I doubt that anyone disagrees with you on that, but the presumption is
that ACE IDNs will cause less trouble than UTF-8 IDNs.  

Every UTF-8 IDN (except for IDNs that consist of only ASCII characters)
will cause trouble for a significant number of UAs and MTAs.  

But (assuming careful choice of the ACE) few ACE IDNs are likely to be 
significantly longer than UTF-8 IDNs, and the number of MTAs and UAs
that have trouble with long addresses is significantly less than the 
number of MTAs and UAs that have trouble with  8-bit characters.
Indeed, one of the complaints that has been frequently made about UTF-8 
is that it's a very pessimal encoding for some languages; hence, some 
of the ACE schemes are designed to be more compact than UTF-8.
 
> Maynard Kang writes:
> > If you use UTF-8 (or any 8-bit CES) in e-mail addresses, SMTP servers which
> > adhere strictly to RFC 821 will blow up due to the US-ASCII restriction. If
> > you use ACE, perhaps only your mailing list software will blow up.
> 
> My software doesn't have any trouble. 

You posted an example where you claimed that your software would have 
trouble, because that software generates unusually long local-parts,
leaving very little room for domain names.

You claimed that ACE IDNs would cause those addresses to become even
longer, thus preventing your software from functioning.  But you could
just as easily find examples where UTF-8 IDNs would cause those 
addresses to become longer.   And depending on your choice of ACE
scheme and your choice of IDN, you can find examples to support an
argument that either representation is longer than the other.

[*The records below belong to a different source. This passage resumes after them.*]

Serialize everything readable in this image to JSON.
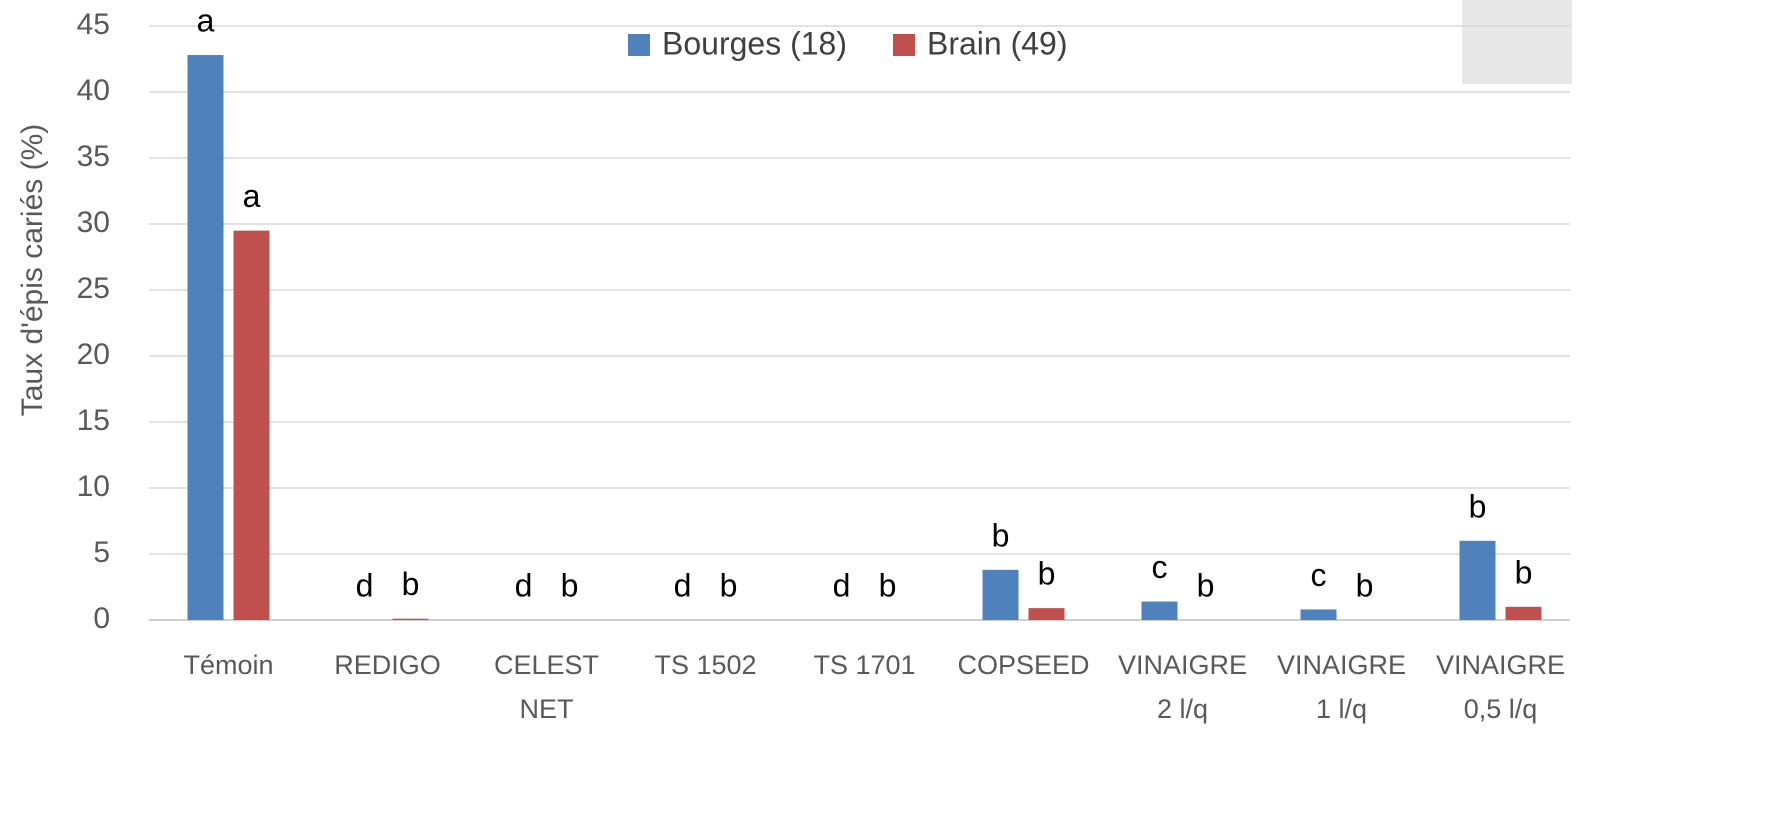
{
  "chart_data": {
    "type": "bar",
    "y_label": "Taux d'épis cariés (%)",
    "categories": [
      [
        "Témoin"
      ],
      [
        "REDIGO"
      ],
      [
        "CELEST",
        "NET"
      ],
      [
        "TS 1502"
      ],
      [
        "TS 1701"
      ],
      [
        "COPSEED"
      ],
      [
        "VINAIGRE",
        "2 l/q"
      ],
      [
        "VINAIGRE",
        "1 l/q"
      ],
      [
        "VINAIGRE",
        "0,5 l/q"
      ]
    ],
    "series": [
      {
        "name": "Bourges (18)",
        "color": "#4f81bd",
        "values": [
          42.8,
          0,
          0,
          0,
          0,
          3.8,
          1.4,
          0.8,
          6.0
        ],
        "letters": [
          "a",
          "d",
          "d",
          "d",
          "d",
          "b",
          "c",
          "c",
          "b"
        ]
      },
      {
        "name": "Brain (49)",
        "color": "#c0504d",
        "values": [
          29.5,
          0.1,
          0,
          0,
          0,
          0.9,
          0,
          0,
          1.0
        ],
        "letters": [
          "a",
          "b",
          "b",
          "b",
          "b",
          "b",
          "b",
          "b",
          "b"
        ]
      }
    ],
    "ylim": [
      0,
      45
    ],
    "yticks": [
      0,
      5,
      10,
      15,
      20,
      25,
      30,
      35,
      40,
      45
    ],
    "grid": true
  }
}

It's almost inevitable that representation of strings with a character 
repertoire greater than 2**16 in size will take up more space than a 
representation of strings with a character repertoire less than 2**8 
in size.  Thus, longer names is part of the price of having IDNs,
no matter what encoding scheme is used.  Of course, we do want to find
a compact encoding for IDNs, but the right answer seems to be a tradeoff
between maximizing space efficiency, minimizing implementation complexity, 
and minimizing impact on existing software that expects ASCII.